Allahu Teala, Hikmet ve öğüt dolu birçok ayetlerde Müslüman kadını onurlandırmıştır: Zira Allahu Teala şöyle buyurmuştur: يَا أَيُّهَا النَّاسُ اتَّقُوا رَبَّكُمُ الَّذِي خَلَقَكُمْ مِنْ نَفْسٍ وَاحِدَةٍ وَخَلَقَ مِنْهَا زَوْجَهَا وَبَثَّ مِنْهُمَا رِجَالاً كَثِيراً وَنِسَاءً وَاتَّقُوا اللَّهَ الَّذِي تَسَاءَلُونَ بِهِ وَالْأَرْحَامَ إِنَّ اللَّهَ كَانَ عَلَيْكُمْ رَقِيباً “Ey insanlar! Sizi bir tek nefisten yaratan ve ondan da eşini yaratan ve ikisinden birçok erkekler ve kadınlar üretip yayan Rabbinizden sakının. Adını kullanarak birbirinizden dilekte bulunduğunuz Allah'tan ve akrabalık haklarına riayetsizlikten de sakının. Şüphesiz Allah sizin üzerinizde gözetleyicidir.” [Nisa-1]
Allah’ın Rasulü Sallallahu Aleyhi ve Sellem kadınla ilgili tavsiyede bulunmuştur: Zira Allah’ın Rasulü Sallallahu Aleyhi ve Sellem şöyle buyurmuştur: خَيرُكُم خَيرُكُم للنِّساءِ “Sizin en hayırlınız, kadınlara karşı en hayırlı olanınızdır.” [Hakim rivayet etti.]
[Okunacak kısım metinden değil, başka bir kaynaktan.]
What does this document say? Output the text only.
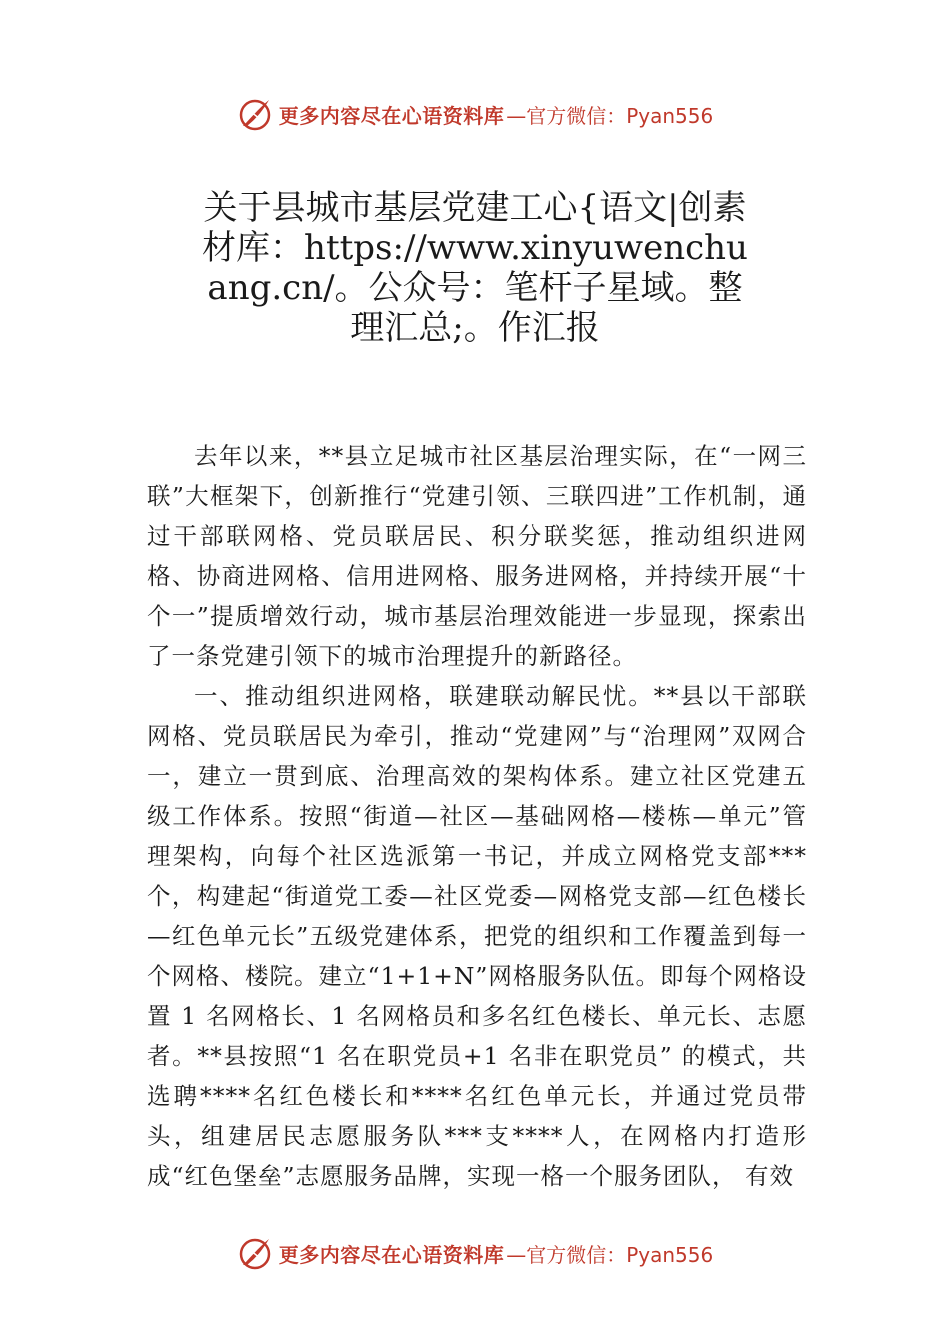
更多内容尽在心语资料库 —官方微信：Pyan556
关于县城市基层党建工心{语文|创素材库：https://www.xinyuwenchuang.cn/。公众号：笔杆子星域。整理汇总;。作汇报

去年以来，**县立足城市社区基层治理实际，在“一网三联”大框架下，创新推行“党建引领、三联四进”工作机制，通过干部联网格、党员联居民、积分联奖惩，推动组织进网格、协商进网格、信用进网格、服务进网格，并持续开展“十个一”提质增效行动，城市基层治理效能进一步显现，探索出了一条党建引领下的城市治理提升的新路径。

一、推动组织进网格，联建联动解民忧。**县以干部联网格、党员联居民为牵引，推动“党建网”与“治理网”双网合一，建立一贯到底、治理高效的架构体系。建立社区党建五级工作体系。按照“街道—社区—基础网格—楼栋—单元”管理架构，向每个社区选派第一书记，并成立网格党支部***个，构建起“街道党工委—社区党委—网格党支部—红色楼长—红色单元长”五级党建体系，把党的组织和工作覆盖到每一个网格、楼院。建立“1+1+N”网格服务队伍。即每个网格设置 1 名网格长、1 名网格员和多名红色楼长、单元长、志愿者。**县按照“1 名在职党员+1 名非在职党员” 的模式，共选聘****名红色楼长和****名红色单元长，并通过党员带头，组建居民志愿服务队***支****人，在网格内打造形成“红色堡垒”志愿服务品牌，实现一格一个服务团队， 有效

更多内容尽在心语资料库 —官方微信：Pyan556
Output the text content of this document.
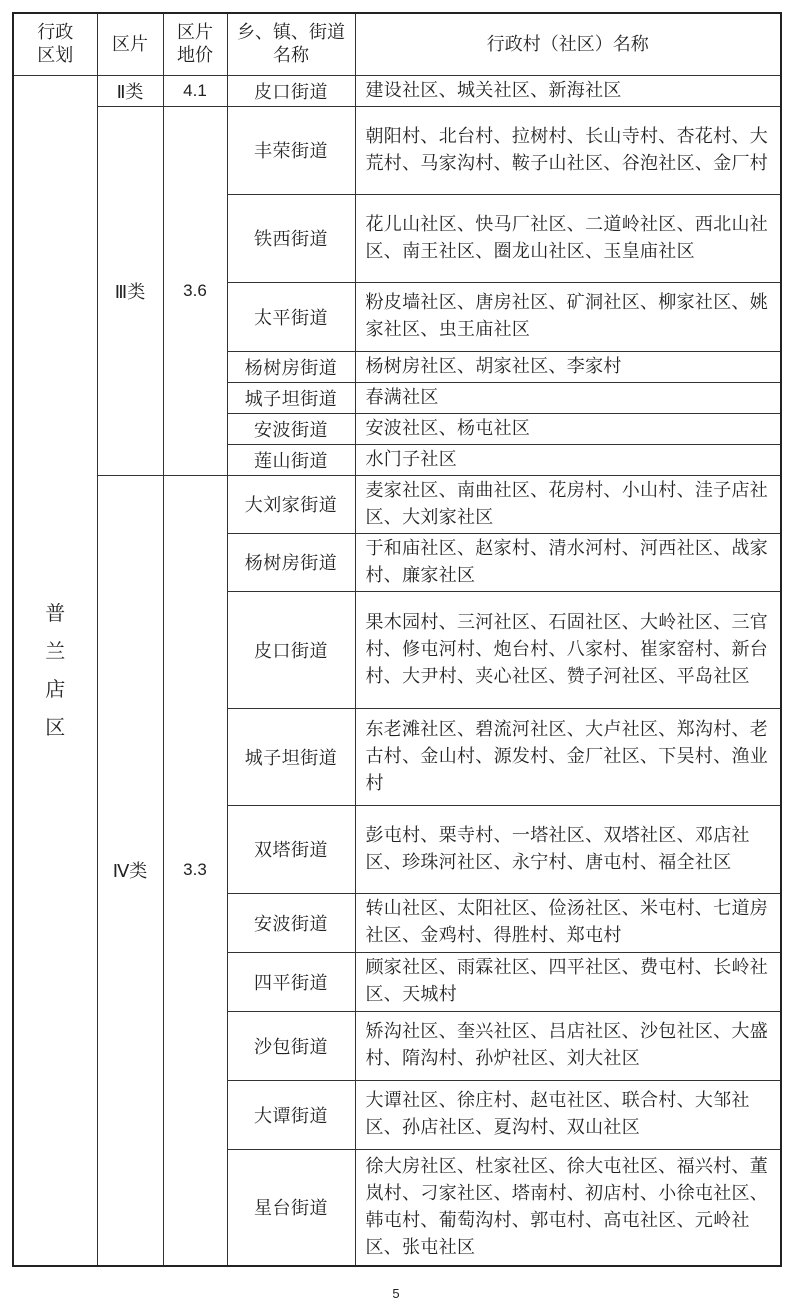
行政区划	区片	区片地价	乡、镇、街道名称	行政村（社区）名称
普兰店区	Ⅱ类	4.1	皮口街道	建设社区、城关社区、新海社区
	Ⅲ类	3.6	丰荣街道	朝阳村、北台村、拉树村、长山寺村、杏花村、大荒村、马家沟村、鞍子山社区、谷泡社区、金厂村
			铁西街道	花儿山社区、快马厂社区、二道岭社区、西北山社区、南王社区、圈龙山社区、玉皇庙社区
			太平街道	粉皮墙社区、唐房社区、矿洞社区、柳家社区、姚家社区、虫王庙社区
			杨树房街道	杨树房社区、胡家社区、李家村
			城子坦街道	春满社区
			安波街道	安波社区、杨屯社区
			莲山街道	水门子社区
	Ⅳ类	3.3	大刘家街道	麦家社区、南曲社区、花房村、小山村、洼子店社区、大刘家社区
			杨树房街道	于和庙社区、赵家村、清水河村、河西社区、战家村、廉家社区
			皮口街道	果木园村、三河社区、石固社区、大岭社区、三官村、修屯河村、炮台村、八家村、崔家窑村、新台村、大尹村、夹心社区、赞子河社区、平岛社区
			城子坦街道	东老滩社区、碧流河社区、大卢社区、郑沟村、老古村、金山村、源发村、金厂社区、下吴村、渔业村
			双塔街道	彭屯村、栗寺村、一塔社区、双塔社区、邓店社区、珍珠河社区、永宁村、唐屯村、福全社区
			安波街道	转山社区、太阳社区、俭汤社区、米屯村、七道房社区、金鸡村、得胜村、郑屯村
			四平街道	顾家社区、雨霖社区、四平社区、费屯村、长岭社区、天城村
			沙包街道	矫沟社区、奎兴社区、吕店社区、沙包社区、大盛村、隋沟村、孙炉社区、刘大社区
			大谭街道	大谭社区、徐庄村、赵屯社区、联合村、大邹社区、孙店社区、夏沟村、双山社区
			星台街道	徐大房社区、杜家社区、徐大屯社区、福兴村、董岚村、刁家社区、塔南村、初店村、小徐屯社区、韩屯村、葡萄沟村、郭屯村、高屯社区、元岭社区、张屯社区
5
Müslümanların Halifesi, Müslümanların devletinde orduları harekete geçirerek kadınları korumuştur:
- Halife Mutasım Billah’ın, Rumlarla olan savaşı sona erdikten ve Ammuri ye'nin kalelerini yıktıktan sonra “Va Mutasımah -yani yetiş Mutasım-” diye feryat eden geç kıza sorusu şu olmuştur: Mutasım çağrına cevap verdi mi?” Bilinen bir kıssadır…
Bugün Müslümanların gençlerinin ve evlatlarının en hayırlısı olan Hizb-ut Tahrir gençleri, kadının, ümmetinin ve İslam’ın izzeti için çalışmaktadır:
Madde-12: Kadında asıl olan.
Madde-113: İhtilat (kadın ve erkeğin bir arada bulunması.)
Madde-114: Kadının hakları.
Madde-115: Kadın ve devletin görevleri.
Madde-116: Kadın ve yönetim.
Hatta “Hilafet Devleti’nde Anayasa Taslağı” kitabından İslam’da İçtimai Nizam bölümünde 122. madde de vardır. İşte bu, Allah’ın izniyle er ya da geç Nübüvvet Minhacı üzere İkinci Raşidi Hilafet kurulduğunda derhal uygulamak için Hizb-ut Tahrir’in Müslümanların önüne koyduğu İslami anayasadır. Allah’ım, Müslümanların arkasında korunacağı kalkanı olan bir İmamsız olarak geçirdikleri Receb ayının son günlerinde bunu nasip et.